Sono arrivati da tante parti dell’Italia, raccogliendo una proposta ideata dalla parrocchia del carcere alla direzione e al giornale La Difesa del Popolo: un’intera domenica – quella dello Spirito Santo – da passare fianco a fianco con persone detenute. I racconti in viva voce, il Pane spezzato, il pasto condiviso: “Passo da vent’anni qui davanti – dice un ospite all’ingresso -: mi ha sempre fatto venire il vomito. Oggi mi sono detto: vado a vedere chi c’è là dentro”.
Eggià: la teoria verrà abbandonata se produce più oscurità che luce. I pass, le sbarre, i cancelli. Gli agenti di polizia, il direttore, i volontari. Il ferro rumoroso, il cemento grigio, il garrito dei gabbiani. Entrano a passi lenti: più che entrare, scendono nel sottoscala buio della società, per visitare gli inferi. Poi, d’improvviso, li han davanti, faccia a faccia: “Ero una bestia, facevo sanguinare anche la mia ombra. Sono rimasto intrappolato nella mia libertà”: è una delle persone detenute a parlare. Gli sguardi, nell’auditorium, sono tutti fissati su quei volti da galera: “Mi impressiona la dignità con cui questi dicono la verità dei loro sbagli – ammette uno mentre gusta la bontà genuina del pranzo cucinato dalla cooperativa Work Crossing -: spiegano i fatti senza vergogna. Gliel’ho detto: ‘Il mio rispetto per te oggi è cresciuto’”.
A parlare è tutta gente che ha scaricato inferni di piombo.
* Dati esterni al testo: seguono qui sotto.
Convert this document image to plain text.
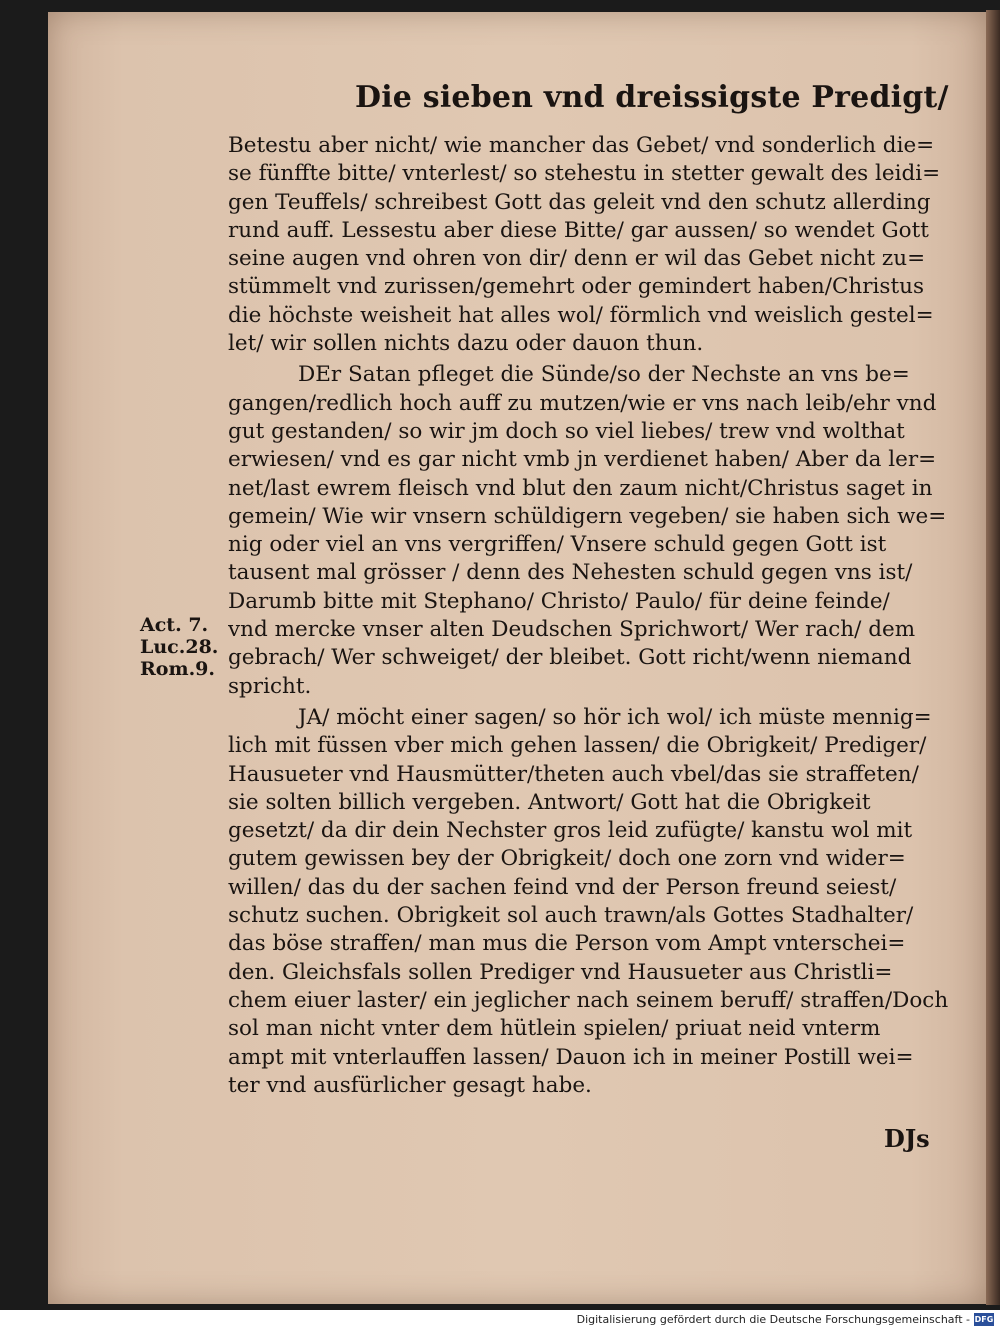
Die sieben vnd dreissigste Predigt/
Betestu aber nicht/ wie mancher das Gebet/ vnd sonderlich die=
se fünffte bitte/ vnterlest/ so stehestu in stetter gewalt des leidi=
gen Teuffels/ schreibest Gott das geleit vnd den schutz allerding
rund auff. Lessestu aber diese Bitte/ gar aussen/ so wendet Gott
seine augen vnd ohren von dir/ denn er wil das Gebet nicht zu=
stümmelt vnd zurissen/gemehrt oder gemindert haben/Christus
die höchste weisheit hat alles wol/ förmlich vnd weislich gestel=
let/ wir sollen nichts dazu oder dauon thun.
DEr Satan pfleget die Sünde/so der Nechste an vns be=
gangen/redlich hoch auff zu mutzen/wie er vns nach leib/ehr vnd
gut gestanden/ so wir jm doch so viel liebes/ trew vnd wolthat
erwiesen/ vnd es gar nicht vmb jn verdienet haben/ Aber da ler=
net/last ewrem fleisch vnd blut den zaum nicht/Christus saget in
gemein/ Wie wir vnsern schüldigern vegeben/ sie haben sich we=
nig oder viel an vns vergriffen/ Vnsere schuld gegen Gott ist
tausent mal grösser / denn des Nehesten schuld gegen vns ist/
Darumb bitte mit Stephano/ Christo/ Paulo/ für deine feinde/
vnd mercke vnser alten Deudschen Sprichwort/ Wer rach/ dem
gebrach/ Wer schweiget/ der bleibet. Gott richt/wenn niemand
spricht.
JA/ möcht einer sagen/ so hör ich wol/ ich müste mennig=
lich mit füssen vber mich gehen lassen/ die Obrigkeit/ Prediger/
Hausueter vnd Hausmütter/theten auch vbel/das sie straffeten/
sie solten billich vergeben. Antwort/ Gott hat die Obrigkeit
gesetzt/ da dir dein Nechster gros leid zufügte/ kanstu wol mit
gutem gewissen bey der Obrigkeit/ doch one zorn vnd wider=
willen/ das du der sachen feind vnd der Person freund seiest/
schutz suchen. Obrigkeit sol auch trawn/als Gottes Stadhalter/
das böse straffen/ man mus die Person vom Ampt vnterschei=
den. Gleichsfals sollen Prediger vnd Hausueter aus Christli=
chem eiuer laster/ ein jeglicher nach seinem beruff/ straffen/Doch
sol man nicht vnter dem hütlein spielen/ priuat neid vnterm
ampt mit vnterlauffen lassen/ Dauon ich in meiner Postill wei=
ter vnd ausfürlicher gesagt habe.
Act. 7.
Luc.28.
Rom.9.
DJs
Digitalisierung gefördert durch die Deutsche Forschungsgemeinschaft - DFG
Poi, dentro, l’agguato esile di un incontro: con l’uomo, con il bene, con se stessi: “In carcere ho incontrato me stesso. Ho scoperto di valere assai”. Prima il suo unico linguaggio era la provocazione. Ora non più, o molto poco: d’altronde prima che ti capiti, non puoi mai sapere come reagirai.
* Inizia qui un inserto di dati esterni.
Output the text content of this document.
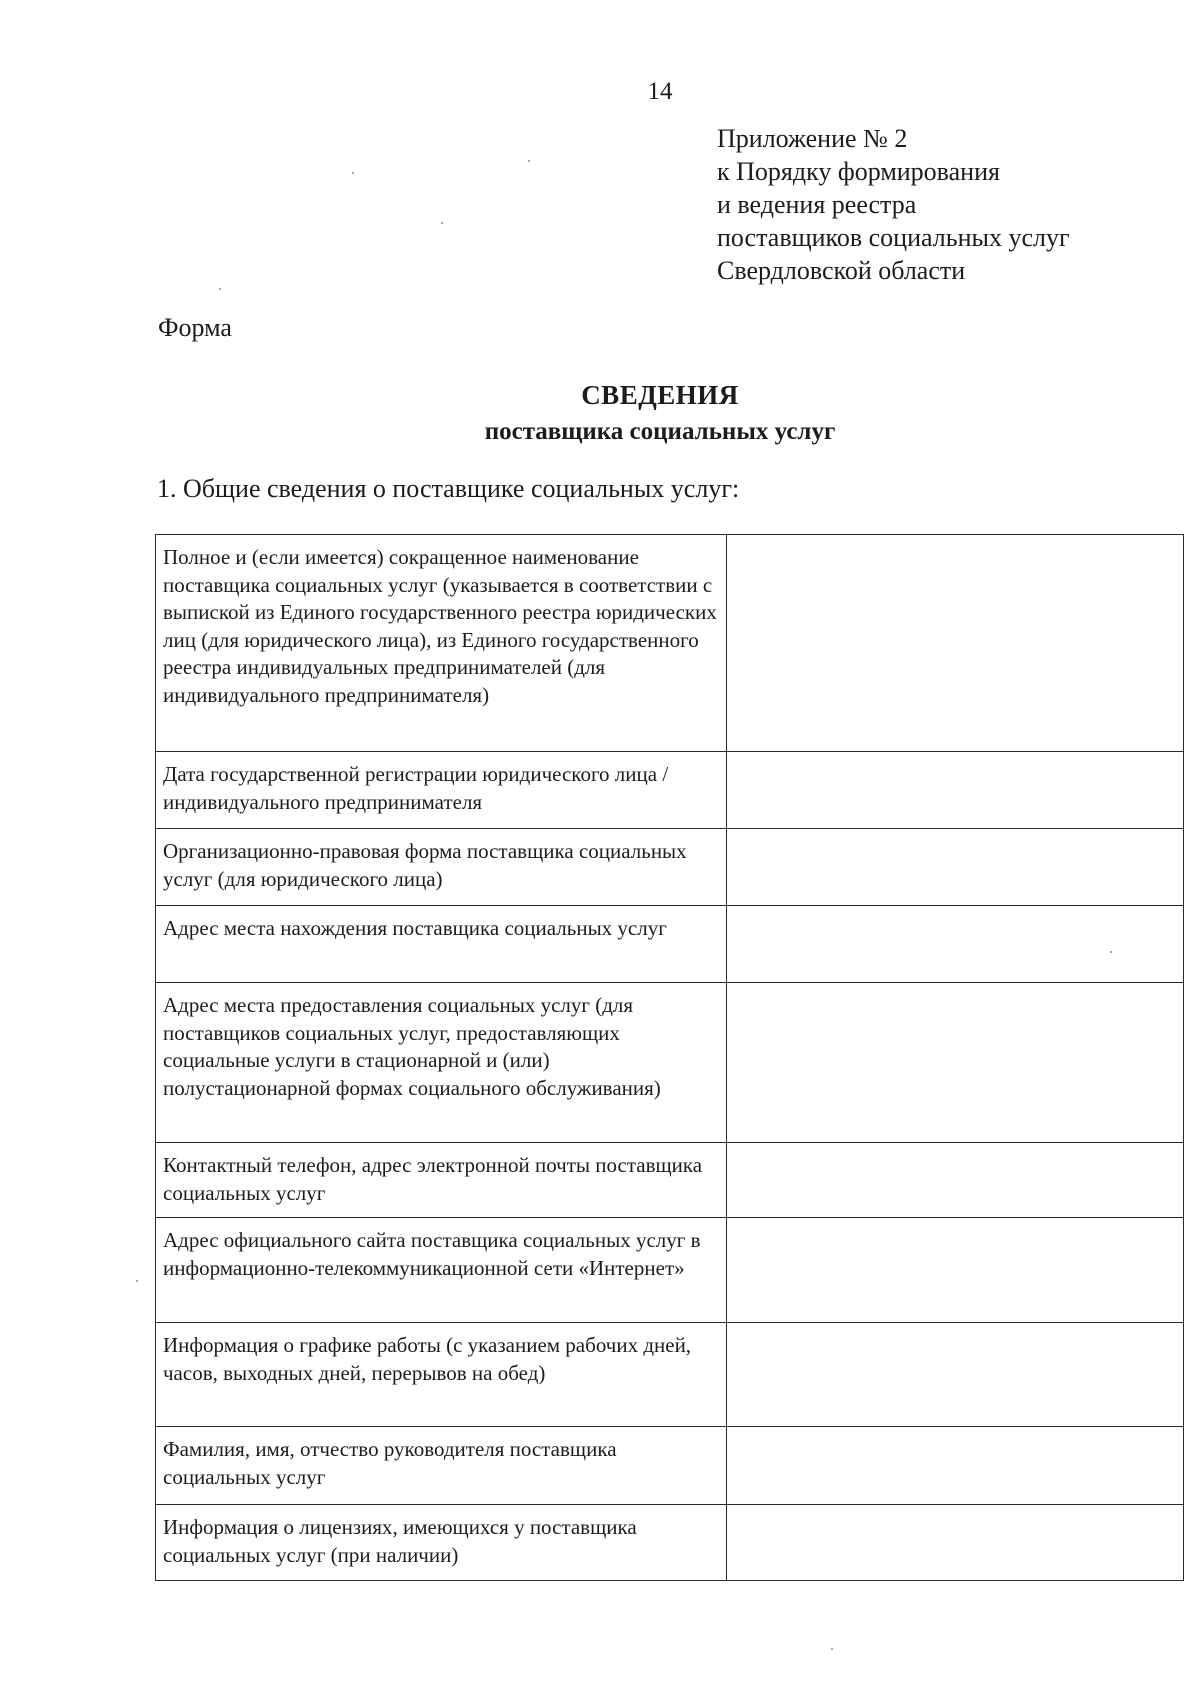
14
Приложение № 2
к Порядку формирования
и ведения реестра
поставщиков социальных услуг
Свердловской области
Форма
СВЕДЕНИЯ
поставщика социальных услуг
1. Общие сведения о поставщике социальных услуг:
Полное и (если имеется) сокращенное наименование поставщика социальных услуг (указывается в соответствии с выпиской из Единого государственного реестра юридических лиц (для юридического лица), из Единого государственного реестра индивидуальных предпринимателей (для индивидуального предпринимателя)	
Дата государственной регистрации юридического лица / индивидуального предпринимателя	
Организационно-правовая форма поставщика социальных услуг (для юридического лица)	
Адрес места нахождения поставщика социальных услуг	
Адрес места предоставления социальных услуг (для поставщиков социальных услуг, предоставляющих социальные услуги в стационарной и (или) полустационарной формах социального обслуживания)	
Контактный телефон, адрес электронной почты поставщика социальных услуг	
Адрес официального сайта поставщика социальных услуг в информационно-телекоммуникационной сети «Интернет»	
Информация о графике работы (с указанием рабочих дней, часов, выходных дней, перерывов на обед)	
Фамилия, имя, отчество руководителя поставщика социальных услуг	
Информация о лицензиях, имеющихся у поставщика социальных услуг (при наличии)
A messa s’invoca lo Spirito: “Vieni, scendi”. Piega, scalda, drizza (Amen). Poi, “buon appetito!”: seduti tutti assieme a tavola, a dilungarsi nei racconti. Si è innescata una trasfusione di storie, la realtà ha battuto il sospetto dieci-a-zero. Finito tutto, i più escono, gli altri restano: i peccati van saldati fino all’ultimo. Sul portone uno s’avvicina: “Sono sottosopra: ho capito di vivere molto più vicino al carcere di quello che immaginavo”. È poco? Ognuno, poi, è rincasato. Fare pentecoste, ieri, è stato accettare di fare un trasloco in carcere per poi mettere a fuoco meglio la vita fuori. E imbarazzarsi nel noleggiare pensieri già pensati. Dentro o fuori poco cambia: non uccide il peccato, ma la disperazione.